### CFA Practice Question

There are 227 practice questions for this study session.

### CFA Practice Question

Suppose we have entered into a one-year swap with quarterly payments on days 90, 180, 270, and 360. The fixed rate we pay is 3.68% (annualized). The underlying is 90-day LIBOR. The notional principal is \$1,000,000. On day 0 the 90-day LIBOR was 3.45%. Suppose we have now moved 60 days into the life of the swap. At day 60, we face a new term structure of LIBORs, which is given as follows:

L60(30) = 0.0425 L60(120) = 0.0432 L60(210) = 0.0437 L60(300) = 0.0444

What is the value of the swap?
A. \$7,900
B. \$5,300
C. \$4,700
Explanation: The new set of discount factors is:
PV60(90) = 1 / (1 + 0.0425 x 30/360) = 0.9965
PV60(180) = 1 / (1 + 0.0432 x 120/360) = 0.9858
PV60(270) = 1 / (1 + 0.0437 x 210/360) = 0.9751
PV60(360) = 1 / (1 + 0.0444 x 300/360) = 0.9643

The present value of the remaining fixed payments of 0.0092 (0.0368/4), including the hypothetical notional principal, is 0.0092 x (0.9965 + 0.9858 + 0.9751 + 0.9643) + 1 x 0.9643 = 1.0004.

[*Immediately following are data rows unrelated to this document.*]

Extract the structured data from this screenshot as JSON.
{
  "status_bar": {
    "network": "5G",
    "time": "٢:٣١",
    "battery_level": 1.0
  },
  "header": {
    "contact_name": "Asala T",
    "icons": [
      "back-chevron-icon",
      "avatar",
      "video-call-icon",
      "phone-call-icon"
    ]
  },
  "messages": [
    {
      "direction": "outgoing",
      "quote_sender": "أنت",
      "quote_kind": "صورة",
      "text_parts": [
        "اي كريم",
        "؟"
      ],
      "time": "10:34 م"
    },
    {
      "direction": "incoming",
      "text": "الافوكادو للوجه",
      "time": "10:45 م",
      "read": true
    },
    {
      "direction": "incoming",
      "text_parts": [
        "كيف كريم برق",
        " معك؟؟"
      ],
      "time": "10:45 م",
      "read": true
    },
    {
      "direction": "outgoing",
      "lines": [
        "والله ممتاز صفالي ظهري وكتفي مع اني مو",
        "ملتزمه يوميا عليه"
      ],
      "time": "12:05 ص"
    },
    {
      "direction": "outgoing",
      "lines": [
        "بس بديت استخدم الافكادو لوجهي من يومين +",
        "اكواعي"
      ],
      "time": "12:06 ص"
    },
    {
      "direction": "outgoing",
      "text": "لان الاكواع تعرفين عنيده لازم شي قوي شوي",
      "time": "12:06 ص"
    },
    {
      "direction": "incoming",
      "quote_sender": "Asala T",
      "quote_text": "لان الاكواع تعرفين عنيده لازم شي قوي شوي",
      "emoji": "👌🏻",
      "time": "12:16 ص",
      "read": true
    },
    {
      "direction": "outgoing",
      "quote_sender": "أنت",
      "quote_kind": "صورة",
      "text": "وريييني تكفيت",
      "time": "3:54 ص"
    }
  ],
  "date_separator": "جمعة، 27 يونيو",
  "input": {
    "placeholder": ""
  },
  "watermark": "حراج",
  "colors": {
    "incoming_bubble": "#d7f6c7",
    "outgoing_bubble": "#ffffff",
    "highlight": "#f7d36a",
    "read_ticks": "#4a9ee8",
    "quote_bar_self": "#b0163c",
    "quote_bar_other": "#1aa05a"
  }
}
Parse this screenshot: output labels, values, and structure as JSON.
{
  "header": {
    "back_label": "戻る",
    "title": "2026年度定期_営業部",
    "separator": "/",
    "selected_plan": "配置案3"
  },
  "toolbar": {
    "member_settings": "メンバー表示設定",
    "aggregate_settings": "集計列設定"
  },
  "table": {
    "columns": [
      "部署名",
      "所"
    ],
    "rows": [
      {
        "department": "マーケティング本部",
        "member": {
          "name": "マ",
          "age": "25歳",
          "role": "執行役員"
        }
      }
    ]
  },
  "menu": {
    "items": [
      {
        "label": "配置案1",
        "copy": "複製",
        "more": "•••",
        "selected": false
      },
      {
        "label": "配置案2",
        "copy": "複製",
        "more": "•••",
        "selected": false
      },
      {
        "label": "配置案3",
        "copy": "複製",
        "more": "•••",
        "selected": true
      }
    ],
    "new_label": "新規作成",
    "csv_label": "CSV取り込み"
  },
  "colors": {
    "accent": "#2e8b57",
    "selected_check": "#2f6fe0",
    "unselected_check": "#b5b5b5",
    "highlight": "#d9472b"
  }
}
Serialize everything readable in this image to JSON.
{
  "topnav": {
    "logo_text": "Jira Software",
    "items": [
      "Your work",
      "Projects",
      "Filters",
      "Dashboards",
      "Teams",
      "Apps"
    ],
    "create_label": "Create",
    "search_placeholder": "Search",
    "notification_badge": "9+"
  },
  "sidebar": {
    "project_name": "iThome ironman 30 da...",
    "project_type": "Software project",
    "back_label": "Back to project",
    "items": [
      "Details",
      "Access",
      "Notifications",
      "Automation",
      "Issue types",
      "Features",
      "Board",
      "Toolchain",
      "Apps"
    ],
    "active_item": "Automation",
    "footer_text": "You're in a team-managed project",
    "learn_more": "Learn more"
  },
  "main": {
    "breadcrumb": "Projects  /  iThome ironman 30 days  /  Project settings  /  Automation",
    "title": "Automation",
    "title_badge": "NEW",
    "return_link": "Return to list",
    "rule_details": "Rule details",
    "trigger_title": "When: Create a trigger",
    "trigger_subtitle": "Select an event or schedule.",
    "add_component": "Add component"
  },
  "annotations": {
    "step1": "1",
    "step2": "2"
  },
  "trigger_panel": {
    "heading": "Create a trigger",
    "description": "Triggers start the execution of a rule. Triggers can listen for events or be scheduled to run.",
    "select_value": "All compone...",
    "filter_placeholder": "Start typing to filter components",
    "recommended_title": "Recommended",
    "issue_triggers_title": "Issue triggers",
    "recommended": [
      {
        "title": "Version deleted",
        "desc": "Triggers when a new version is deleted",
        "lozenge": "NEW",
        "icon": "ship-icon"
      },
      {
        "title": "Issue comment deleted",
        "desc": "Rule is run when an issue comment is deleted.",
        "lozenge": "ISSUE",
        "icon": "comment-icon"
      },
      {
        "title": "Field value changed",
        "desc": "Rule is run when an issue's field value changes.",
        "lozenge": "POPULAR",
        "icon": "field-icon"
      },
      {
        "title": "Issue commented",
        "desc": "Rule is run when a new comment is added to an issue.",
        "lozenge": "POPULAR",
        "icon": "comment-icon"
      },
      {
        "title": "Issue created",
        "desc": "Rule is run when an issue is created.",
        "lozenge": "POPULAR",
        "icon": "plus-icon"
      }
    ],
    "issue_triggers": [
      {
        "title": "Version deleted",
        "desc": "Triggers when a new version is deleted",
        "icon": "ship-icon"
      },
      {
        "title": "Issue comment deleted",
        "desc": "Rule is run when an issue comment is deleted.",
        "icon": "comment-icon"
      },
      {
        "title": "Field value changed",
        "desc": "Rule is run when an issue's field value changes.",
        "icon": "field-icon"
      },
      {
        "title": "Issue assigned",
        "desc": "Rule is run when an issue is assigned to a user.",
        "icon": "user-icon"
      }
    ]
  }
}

As the market value of the remaining payments on day 90, including the hypothetical final notional principal, is 1.0, we discount 1.00 + 0.0086 (which is 0.0345/4) = 1.0086 back 30 days to obtain 1.0086 x 0.9965 = 1.0051.

Therefore, the value of the swap is (1.0051 - 1.0004) x 1,000,000 = \$4,700.